In two of the leading specialty coffee producing countries, Kenya and Ethiopia, most people still cook on open fire. Not only is this massively polluting, it’s also a major health hazard. That’s why Dutch Coffee Pack opts to invest in projects supplying clean cookstoves. Fuel-efficient cookstoves solve a range of problems in one fell swoop, while also benefiting the local communities by creating jobs in the region. Check out our reasons below.
fighting poverty and the greenhouse effect
Up to a quarter of worldwide greenhouse gas emissions are generated by poor communities in developing countries, simply trying to survive. A single fuel efficient cookstove can save nearly three tons of greenhouse gas emissions per year, and cut fuel bills for households by over a third. This way the poorest communities save money to invest in education of their children, and time to invest in farming and other vital needs.

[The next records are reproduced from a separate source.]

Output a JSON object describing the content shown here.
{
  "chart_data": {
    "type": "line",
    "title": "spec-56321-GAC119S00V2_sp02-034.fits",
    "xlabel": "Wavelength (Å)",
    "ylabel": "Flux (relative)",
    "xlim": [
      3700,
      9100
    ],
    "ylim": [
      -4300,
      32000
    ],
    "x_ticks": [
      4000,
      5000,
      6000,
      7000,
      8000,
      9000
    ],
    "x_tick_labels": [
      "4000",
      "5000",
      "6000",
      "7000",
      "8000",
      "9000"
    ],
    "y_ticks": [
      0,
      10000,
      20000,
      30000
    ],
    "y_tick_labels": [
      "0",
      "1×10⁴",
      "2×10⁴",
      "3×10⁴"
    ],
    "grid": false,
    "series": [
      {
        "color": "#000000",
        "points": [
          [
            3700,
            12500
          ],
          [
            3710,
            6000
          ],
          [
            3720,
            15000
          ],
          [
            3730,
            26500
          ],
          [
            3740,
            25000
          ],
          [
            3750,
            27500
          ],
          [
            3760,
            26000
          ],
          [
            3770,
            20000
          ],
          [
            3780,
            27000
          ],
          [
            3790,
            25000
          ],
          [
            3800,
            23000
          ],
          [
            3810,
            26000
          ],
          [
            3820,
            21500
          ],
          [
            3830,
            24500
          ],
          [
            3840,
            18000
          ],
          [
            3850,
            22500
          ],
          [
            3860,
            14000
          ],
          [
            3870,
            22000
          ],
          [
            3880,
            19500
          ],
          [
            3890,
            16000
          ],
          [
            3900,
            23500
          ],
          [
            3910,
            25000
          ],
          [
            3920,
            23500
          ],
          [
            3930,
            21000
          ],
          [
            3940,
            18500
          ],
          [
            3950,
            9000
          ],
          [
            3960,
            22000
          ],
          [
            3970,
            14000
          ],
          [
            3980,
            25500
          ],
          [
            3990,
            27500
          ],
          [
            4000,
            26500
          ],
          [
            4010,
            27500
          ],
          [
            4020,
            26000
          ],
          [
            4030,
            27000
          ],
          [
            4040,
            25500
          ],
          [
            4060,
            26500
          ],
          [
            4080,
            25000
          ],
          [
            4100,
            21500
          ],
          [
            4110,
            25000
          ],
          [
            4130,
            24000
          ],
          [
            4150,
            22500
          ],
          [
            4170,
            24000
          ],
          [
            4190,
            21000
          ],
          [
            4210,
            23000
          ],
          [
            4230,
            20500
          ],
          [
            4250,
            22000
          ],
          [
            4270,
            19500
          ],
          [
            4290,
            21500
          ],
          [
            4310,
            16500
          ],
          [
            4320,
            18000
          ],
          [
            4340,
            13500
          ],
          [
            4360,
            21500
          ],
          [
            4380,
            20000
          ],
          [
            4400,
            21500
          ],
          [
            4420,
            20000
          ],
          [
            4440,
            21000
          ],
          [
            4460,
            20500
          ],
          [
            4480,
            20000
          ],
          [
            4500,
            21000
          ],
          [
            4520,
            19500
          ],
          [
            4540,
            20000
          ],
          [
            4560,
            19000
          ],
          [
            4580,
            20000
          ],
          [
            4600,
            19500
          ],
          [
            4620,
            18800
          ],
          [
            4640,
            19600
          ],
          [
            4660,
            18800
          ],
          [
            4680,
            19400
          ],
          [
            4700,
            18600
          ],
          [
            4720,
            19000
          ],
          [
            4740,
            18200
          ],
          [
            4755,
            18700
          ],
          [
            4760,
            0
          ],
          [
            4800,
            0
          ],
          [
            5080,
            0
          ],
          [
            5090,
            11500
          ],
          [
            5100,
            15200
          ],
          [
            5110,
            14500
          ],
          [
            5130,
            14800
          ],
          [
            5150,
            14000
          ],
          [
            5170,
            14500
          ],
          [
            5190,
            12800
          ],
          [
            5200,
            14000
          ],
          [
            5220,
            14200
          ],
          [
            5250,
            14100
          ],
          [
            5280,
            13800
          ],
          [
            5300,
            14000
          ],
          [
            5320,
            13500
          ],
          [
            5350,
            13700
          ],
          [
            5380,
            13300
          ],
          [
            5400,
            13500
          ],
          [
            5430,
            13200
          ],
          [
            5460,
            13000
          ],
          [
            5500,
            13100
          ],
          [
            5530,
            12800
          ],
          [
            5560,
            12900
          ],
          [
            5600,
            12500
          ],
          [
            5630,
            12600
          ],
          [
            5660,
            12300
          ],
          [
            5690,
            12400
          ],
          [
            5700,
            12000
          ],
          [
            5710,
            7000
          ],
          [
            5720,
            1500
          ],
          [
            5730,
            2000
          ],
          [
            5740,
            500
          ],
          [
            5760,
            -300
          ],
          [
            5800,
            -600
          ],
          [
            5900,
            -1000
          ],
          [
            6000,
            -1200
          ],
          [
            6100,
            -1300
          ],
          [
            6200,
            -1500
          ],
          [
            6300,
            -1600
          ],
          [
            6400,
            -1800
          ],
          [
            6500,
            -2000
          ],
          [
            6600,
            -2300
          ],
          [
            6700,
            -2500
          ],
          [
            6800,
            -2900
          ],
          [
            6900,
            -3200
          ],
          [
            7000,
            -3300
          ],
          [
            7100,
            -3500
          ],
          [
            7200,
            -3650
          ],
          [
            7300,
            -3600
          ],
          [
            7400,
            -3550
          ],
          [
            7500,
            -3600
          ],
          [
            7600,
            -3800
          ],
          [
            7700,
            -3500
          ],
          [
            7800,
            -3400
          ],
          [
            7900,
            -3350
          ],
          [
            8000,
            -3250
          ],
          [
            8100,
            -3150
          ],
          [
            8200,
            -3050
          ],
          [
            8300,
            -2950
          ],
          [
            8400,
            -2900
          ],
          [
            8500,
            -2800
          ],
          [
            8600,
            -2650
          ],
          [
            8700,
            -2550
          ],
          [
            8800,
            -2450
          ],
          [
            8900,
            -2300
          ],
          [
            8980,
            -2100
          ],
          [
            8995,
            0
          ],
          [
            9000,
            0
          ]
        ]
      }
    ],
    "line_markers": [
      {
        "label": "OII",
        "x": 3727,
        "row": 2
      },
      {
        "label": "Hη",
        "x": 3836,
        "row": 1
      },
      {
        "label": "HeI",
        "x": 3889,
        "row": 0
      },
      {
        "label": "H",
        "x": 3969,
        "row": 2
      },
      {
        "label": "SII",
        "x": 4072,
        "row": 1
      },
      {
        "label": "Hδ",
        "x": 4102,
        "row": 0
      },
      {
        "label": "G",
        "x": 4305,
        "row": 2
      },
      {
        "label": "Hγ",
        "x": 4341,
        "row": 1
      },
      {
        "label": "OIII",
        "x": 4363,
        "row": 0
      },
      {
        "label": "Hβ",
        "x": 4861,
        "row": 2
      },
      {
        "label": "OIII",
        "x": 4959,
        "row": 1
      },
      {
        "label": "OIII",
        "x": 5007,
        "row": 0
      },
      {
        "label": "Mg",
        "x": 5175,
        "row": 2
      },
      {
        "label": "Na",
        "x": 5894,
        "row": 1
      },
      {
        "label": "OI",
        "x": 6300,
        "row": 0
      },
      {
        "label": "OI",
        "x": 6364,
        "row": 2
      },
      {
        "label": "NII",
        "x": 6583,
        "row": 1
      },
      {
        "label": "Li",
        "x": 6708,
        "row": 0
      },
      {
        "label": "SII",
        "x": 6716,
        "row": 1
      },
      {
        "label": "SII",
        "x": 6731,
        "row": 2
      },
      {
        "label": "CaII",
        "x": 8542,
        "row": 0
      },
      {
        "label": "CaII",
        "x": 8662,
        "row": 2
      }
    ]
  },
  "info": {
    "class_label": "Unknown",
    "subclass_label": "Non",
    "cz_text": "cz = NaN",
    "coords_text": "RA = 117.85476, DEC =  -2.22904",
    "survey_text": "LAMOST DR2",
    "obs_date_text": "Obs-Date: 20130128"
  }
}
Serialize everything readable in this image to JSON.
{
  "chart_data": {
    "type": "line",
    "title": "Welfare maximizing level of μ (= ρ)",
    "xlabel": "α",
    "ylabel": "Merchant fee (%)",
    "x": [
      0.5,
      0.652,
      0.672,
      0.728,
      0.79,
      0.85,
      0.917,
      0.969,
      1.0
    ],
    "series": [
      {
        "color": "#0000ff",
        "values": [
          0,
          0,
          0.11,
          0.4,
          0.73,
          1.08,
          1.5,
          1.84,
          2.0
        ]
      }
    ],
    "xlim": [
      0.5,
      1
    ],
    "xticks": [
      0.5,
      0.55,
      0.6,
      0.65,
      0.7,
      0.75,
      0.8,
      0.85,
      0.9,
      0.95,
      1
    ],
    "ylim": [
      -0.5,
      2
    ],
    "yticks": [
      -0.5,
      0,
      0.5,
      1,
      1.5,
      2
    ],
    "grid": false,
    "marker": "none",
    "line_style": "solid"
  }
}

fighting indoor air pollution
Indoor air pollution is a major contributor to lower respiratory disease and pneumonia. These diseases are the leading cause of mortality in children under 5 years old. The effects of indoor cooking on open fire lead to the death of 4 million women and children annually.
Clean cookstoves reduce the toxic emissions from open fire cooking by up to 70%, significantly reducing all health hazards, from coughing, burning and itchy eyes to lower respiratory disease and pneumonia.
fighting biodiversity loss
Deforestation in developing countries is increasing at an alarming rate. Over one third of the earths inhabitants still cook over an open fire, fueled by wood or charcoal. If we don’t change this, the future is bleak.
Cookstoves reduce wood consumption by 40 to 60%, contributing heavily to preserving forest coverage and saving some of the most bio-diverse ecosystems in the world.
fighting gender inequality
The projects we invest in, focus on hiring and training women in the workforce and address issues that promote the advancement of women. Cookstoves empower them, by creating financial and time savings that can be repurposed in ways that serve their and their family’s interests.
Women and young girls generally spend four or more hours per day collecting wood. More often than not, this keeps young girls from attending school and women from other income-generating activities that benefit their independence.